Responsible for the spiky, fast ion front of the expanding plasma is an ion wave breaking process that takes place in the initial phase of the evolution and is described by the Sack-Schamel equation.

==Comparison with RF acceleration==

The advantage of plasma acceleration is that its acceleration field can be much stronger than that of conventional radio-frequency (RF) accelerators. In RF accelerators, the field has an upper limit determined by the threshold for dielectric breakdown of the acceleration tube. This limits the amount of acceleration over any given length, requiring very long accelerators to reach high energies. In contrast, the maximum field in a plasma is defined by mechanical qualities and turbulence, but is generally several orders of magnitude stronger than with RF accelerators. It is hoped that a compact particle accelerator can be created based on plasma acceleration techniques or accelerators for much higher energy can be built, if long accelerators are realizable with an accelerating field of 10 GV/m.

Current experimental devices show accelerating gradients several orders of magnitude better than current particle accelerators over very short distances, and about one order of magnitude better (1 GeV/m vs 0.1 GeV/m for an RF accelerator) at the one meter scale.

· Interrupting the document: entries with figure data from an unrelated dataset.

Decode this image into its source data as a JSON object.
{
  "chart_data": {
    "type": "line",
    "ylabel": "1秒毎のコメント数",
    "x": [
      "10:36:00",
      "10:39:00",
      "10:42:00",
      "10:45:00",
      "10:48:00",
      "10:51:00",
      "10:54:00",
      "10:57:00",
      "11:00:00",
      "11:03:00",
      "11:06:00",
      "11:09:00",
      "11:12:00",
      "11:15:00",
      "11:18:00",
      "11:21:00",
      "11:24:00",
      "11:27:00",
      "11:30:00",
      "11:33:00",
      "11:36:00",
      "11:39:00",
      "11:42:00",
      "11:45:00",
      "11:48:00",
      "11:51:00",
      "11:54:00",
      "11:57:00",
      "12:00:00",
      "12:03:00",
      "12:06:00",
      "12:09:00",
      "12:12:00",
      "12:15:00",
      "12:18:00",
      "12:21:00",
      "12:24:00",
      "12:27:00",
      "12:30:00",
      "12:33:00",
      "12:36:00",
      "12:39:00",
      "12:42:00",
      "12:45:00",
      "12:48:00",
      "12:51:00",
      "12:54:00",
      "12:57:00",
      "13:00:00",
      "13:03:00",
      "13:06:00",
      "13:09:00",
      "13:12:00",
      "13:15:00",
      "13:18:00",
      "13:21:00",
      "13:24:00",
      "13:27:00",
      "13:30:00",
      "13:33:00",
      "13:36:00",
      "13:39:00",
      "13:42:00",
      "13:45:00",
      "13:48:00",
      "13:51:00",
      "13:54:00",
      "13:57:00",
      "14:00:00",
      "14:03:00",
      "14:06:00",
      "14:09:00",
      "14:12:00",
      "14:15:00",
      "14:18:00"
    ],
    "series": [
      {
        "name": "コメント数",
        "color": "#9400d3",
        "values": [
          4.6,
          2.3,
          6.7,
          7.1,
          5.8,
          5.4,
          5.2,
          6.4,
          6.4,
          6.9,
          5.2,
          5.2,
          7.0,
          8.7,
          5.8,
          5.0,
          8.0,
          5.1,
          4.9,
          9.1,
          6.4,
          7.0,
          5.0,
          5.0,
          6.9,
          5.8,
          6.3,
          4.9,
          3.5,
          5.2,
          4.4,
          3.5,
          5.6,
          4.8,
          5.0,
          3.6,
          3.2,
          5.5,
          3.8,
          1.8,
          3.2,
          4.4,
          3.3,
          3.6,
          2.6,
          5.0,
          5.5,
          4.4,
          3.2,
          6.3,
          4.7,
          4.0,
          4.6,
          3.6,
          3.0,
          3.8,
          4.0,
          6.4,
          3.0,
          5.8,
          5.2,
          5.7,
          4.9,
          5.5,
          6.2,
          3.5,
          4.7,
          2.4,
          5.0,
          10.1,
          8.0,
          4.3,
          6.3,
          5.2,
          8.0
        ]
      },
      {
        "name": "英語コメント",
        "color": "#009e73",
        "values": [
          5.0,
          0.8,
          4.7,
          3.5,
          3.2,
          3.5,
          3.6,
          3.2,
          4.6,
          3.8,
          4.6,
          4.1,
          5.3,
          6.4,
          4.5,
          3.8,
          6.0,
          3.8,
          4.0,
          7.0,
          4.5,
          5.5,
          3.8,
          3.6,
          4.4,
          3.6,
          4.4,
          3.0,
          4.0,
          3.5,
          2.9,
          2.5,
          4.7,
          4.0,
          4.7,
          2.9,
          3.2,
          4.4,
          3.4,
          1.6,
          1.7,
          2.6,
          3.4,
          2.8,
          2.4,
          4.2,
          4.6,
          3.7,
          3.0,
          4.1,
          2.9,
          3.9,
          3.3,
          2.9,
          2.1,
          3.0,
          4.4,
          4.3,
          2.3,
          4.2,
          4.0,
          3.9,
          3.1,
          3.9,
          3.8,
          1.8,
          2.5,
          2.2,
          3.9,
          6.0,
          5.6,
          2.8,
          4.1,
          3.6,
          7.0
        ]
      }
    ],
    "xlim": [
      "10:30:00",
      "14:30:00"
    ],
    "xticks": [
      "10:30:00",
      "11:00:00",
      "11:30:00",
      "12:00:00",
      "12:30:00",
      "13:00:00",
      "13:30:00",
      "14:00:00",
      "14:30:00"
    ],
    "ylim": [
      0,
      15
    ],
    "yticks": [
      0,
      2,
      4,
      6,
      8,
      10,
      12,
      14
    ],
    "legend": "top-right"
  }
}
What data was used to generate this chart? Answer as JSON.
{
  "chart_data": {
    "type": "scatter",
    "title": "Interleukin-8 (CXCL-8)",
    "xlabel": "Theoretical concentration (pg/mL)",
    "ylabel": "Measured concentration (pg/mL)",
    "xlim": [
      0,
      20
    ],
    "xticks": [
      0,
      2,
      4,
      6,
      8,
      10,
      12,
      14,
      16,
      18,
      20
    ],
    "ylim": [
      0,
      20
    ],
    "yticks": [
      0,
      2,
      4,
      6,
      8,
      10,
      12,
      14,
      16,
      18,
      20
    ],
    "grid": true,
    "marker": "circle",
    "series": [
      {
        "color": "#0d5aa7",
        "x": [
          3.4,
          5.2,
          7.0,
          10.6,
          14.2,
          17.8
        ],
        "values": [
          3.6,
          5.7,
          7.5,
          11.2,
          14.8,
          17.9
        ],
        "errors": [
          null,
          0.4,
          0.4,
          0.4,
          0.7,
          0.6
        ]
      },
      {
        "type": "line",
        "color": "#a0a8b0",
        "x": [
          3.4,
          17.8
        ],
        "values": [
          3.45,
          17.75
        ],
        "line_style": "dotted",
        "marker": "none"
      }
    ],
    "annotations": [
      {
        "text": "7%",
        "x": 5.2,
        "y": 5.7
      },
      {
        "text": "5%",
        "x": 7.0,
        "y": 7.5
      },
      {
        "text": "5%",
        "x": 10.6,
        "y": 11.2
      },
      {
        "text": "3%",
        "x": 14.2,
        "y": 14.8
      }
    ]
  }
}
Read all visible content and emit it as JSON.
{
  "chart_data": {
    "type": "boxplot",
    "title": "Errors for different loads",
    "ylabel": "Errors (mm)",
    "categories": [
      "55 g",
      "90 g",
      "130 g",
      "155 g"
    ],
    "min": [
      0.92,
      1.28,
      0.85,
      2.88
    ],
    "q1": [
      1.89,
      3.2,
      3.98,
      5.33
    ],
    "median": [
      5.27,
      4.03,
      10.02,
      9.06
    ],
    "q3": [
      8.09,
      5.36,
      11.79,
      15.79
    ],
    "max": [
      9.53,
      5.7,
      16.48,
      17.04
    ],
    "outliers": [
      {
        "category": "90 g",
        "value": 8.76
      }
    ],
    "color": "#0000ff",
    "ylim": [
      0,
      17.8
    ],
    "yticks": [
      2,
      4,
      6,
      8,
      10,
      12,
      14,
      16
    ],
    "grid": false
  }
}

For example, an experimental laser plasma accelerator at Lawrence Berkeley National Laboratory accelerates electrons to 1 GeV over about 3.3 cm (5.4×10^{20} g_{n}), and one conventional accelerator (highest electron energy accelerator) at SLAC requires 64 m to reach the same energy. Similarly, using plasmas an energy gain of more than 40 GeV was achieved using the SLAC SLC beam (42 GeV) in just 85 cm using a plasma wakefield accelerator (8.9×10^{20} g_{n}).

== Application ==
In the framework of HORIZON 2020 which is the Framework Programmes for Research and Technological Development the Conceptual Design Report of EuPRAXIA project "(European Plasma Research Accelerator with eXcellence In Applications") was worked out by 74 scientific institutes. To find out which will be the most suitable technology, laserdriven (laser wakefield acceleration, LWFA), electron beam-driven (plasma wakefield acceleration, PWFA) as well as hybrid (combining LWFA and PWFA) acceleration approaches are under consideration. The beam-driven plasma wakefield acceleration facility will be built in the INFN National Laboratory of Frascati (LNF) near Rome in Italy. The second site of laser-driven (laser wakefield acceleration, LWFA) facility is however till undecided. Decision will be made in mid 2025.